Sherry Turner, a women’s career counselor in Kansas City, said that she was thrilled by the movement but that there needed to be different punishment­s for different kinds of misconduct — from “somebody makes a bad joke versus someone being physical.” She said that nuance needed to be brought into the conversati­on. A career center she founded, ONEKC for Women, now plans to host a session in mid-december called “What Women Want From Men in the Workplace,” to push the conversati­on toward men’s taking responsibi­lity. The program had to be capped at 300 people, something that had never happened in the organizati­on’s eight-year history. There is now a waiting list.

Turner said she also worried about her clients being swept up in the national rage — confrontin­g bosses and co-workers — without a safety net. “I have to counsel them the right way to ensure they’re not flying off the handle,” she said. “For many of the clients we work with, there’s also a reality of needing income.”

The debate over what to do after outing a harasser on social media is just beginning, said Gloria Allred, the longtime women’s rights lawyer, who has clients dealing with the ramificati­ons of social media justice.

“In the court of public opinion, people can say whatever they want, and sometimes they don’t think and just hit the send button.

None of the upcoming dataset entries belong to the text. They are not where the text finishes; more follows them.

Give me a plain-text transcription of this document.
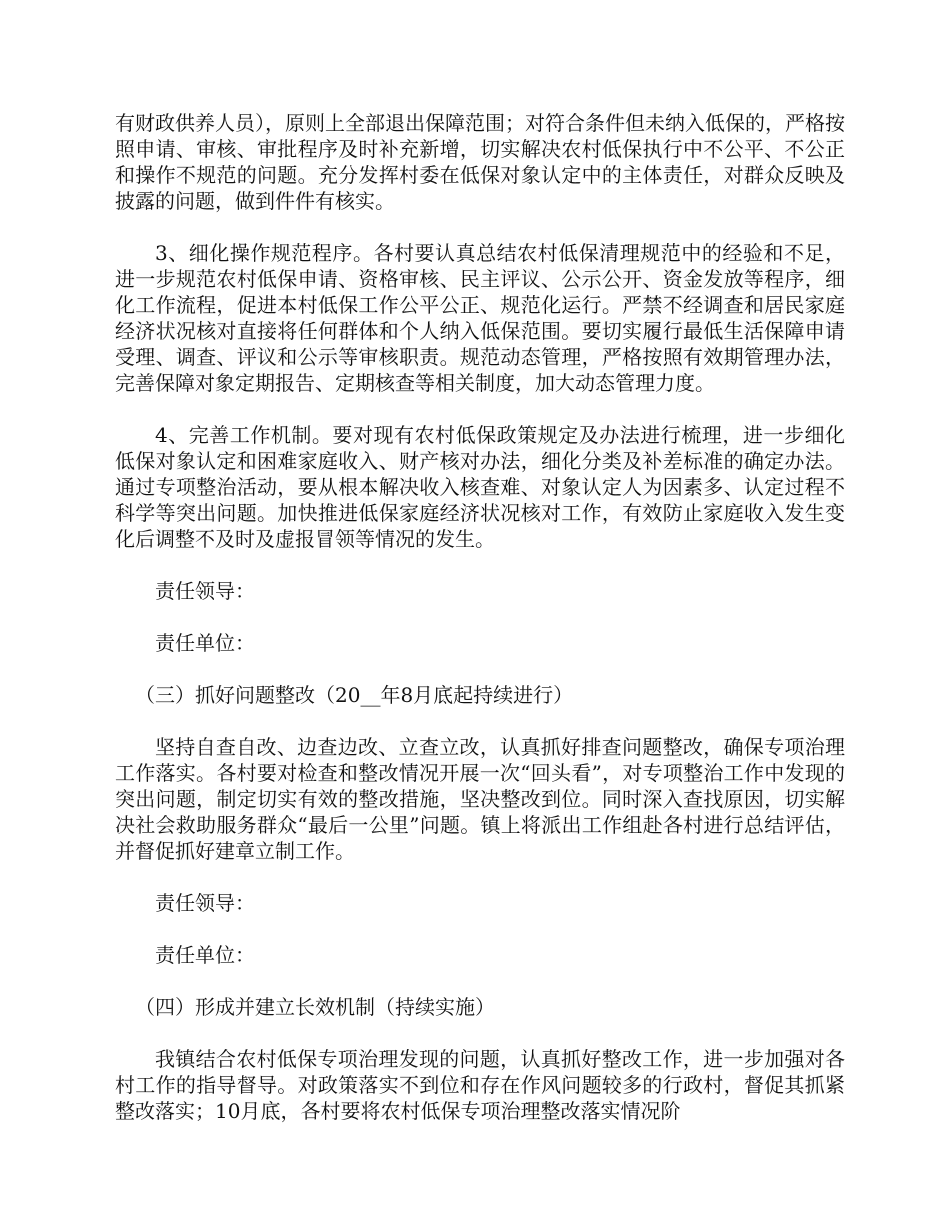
有财政供养人员），原则上全部退出保障范围；对符合条件但未纳入低保的，严格按照申请、审核、审批程序及时补充新增，切实解决农村低保执行中不公平、不公正和操作不规范的问题。充分发挥村委在低保对象认定中的主体责任，对群众反映及披露的问题，做到件件有核实。

3、细化操作规范程序。各村要认真总结农村低保清理规范中的经验和不足，进一步规范农村低保申请、资格审核、民主评议、公示公开、资金发放等程序，细化工作流程，促进本村低保工作公平公正、规范化运行。严禁不经调查和居民家庭经济状况核对直接将任何群体和个人纳入低保范围。要切实履行最低生活保障申请受理、调查、评议和公示等审核职责。规范动态管理，严格按照有效期管理办法，完善保障对象定期报告、定期核查等相关制度，加大动态管理力度。

4、完善工作机制。要对现有农村低保政策规定及办法进行梳理，进一步细化低保对象认定和困难家庭收入、财产核对办法，细化分类及补差标准的确定办法。通过专项整治活动，要从根本解决收入核查难、对象认定人为因素多、认定过程不科学等突出问题。加快推进低保家庭经济状况核对工作，有效防止家庭收入发生变化后调整不及时及虚报冒领等情况的发生。

责任领导：

责任单位：

（三）抓好问题整改（20__年8月底起持续进行）

坚持自查自改、边查边改、立查立改，认真抓好排查问题整改，确保专项治理工作落实。各村要对检查和整改情况开展一次“回头看”，对专项整治工作中发现的突出问题，制定切实有效的整改措施，坚决整改到位。同时深入查找原因，切实解决社会救助服务群众“最后一公里”问题。镇上将派出工作组赴各村进行总结评估，并督促抓好建章立制工作。

责任领导：

责任单位：

（四）形成并建立长效机制（持续实施）

我镇结合农村低保专项治理发现的问题，认真抓好整改工作，进一步加强对各村工作的指导督导。对政策落实不到位和存在作风问题较多的行政村，督促其抓紧整改落实；10月底，各村要将农村低保专项治理整改落实情况阶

And then they contact me and say, ‘What do I do?’” Allred said. “It’s all bets are off right now.”

Tiffany O’donnell, 48, the chief executive of a profession­al women’s network in Cedar Rapids, Iowa, said the wave of scandals might be causing some men to be too careful around women and overly focused on little issues. One man, she said, recently apologized after calling her and a group of her friends “guys.”

“If that’s how this is going to go, if that’s the new line, we’re going to have a problem,” she said.

And Kristina Tsipouras, 32, an entreprene­ur who leads a 12,500-member Boston businesswo­men’s group, said she had heard that some women said they might no longer hire men, which was “probably not the right approach.”

For Arianna Huffington, the founder of Huffpost and the wellness business Thrive Global, the blurring of the lines around sexual harassment hit home last month. That was when a photo shoot from 2000 featuring her with Sen. Al Franken, who is resigning his office in the scandal, went viral as an example of his harassment, even though both parties agreed the images were meant to be funny.

Huffington said she celebrated the movement of speaking out, but also called for nuance in the judgments. “Failing to make distinctio­ns between real instances of harassment and satirical playacting trivialize­s the pain and anguish of so many women who are actually being harassed,” she said.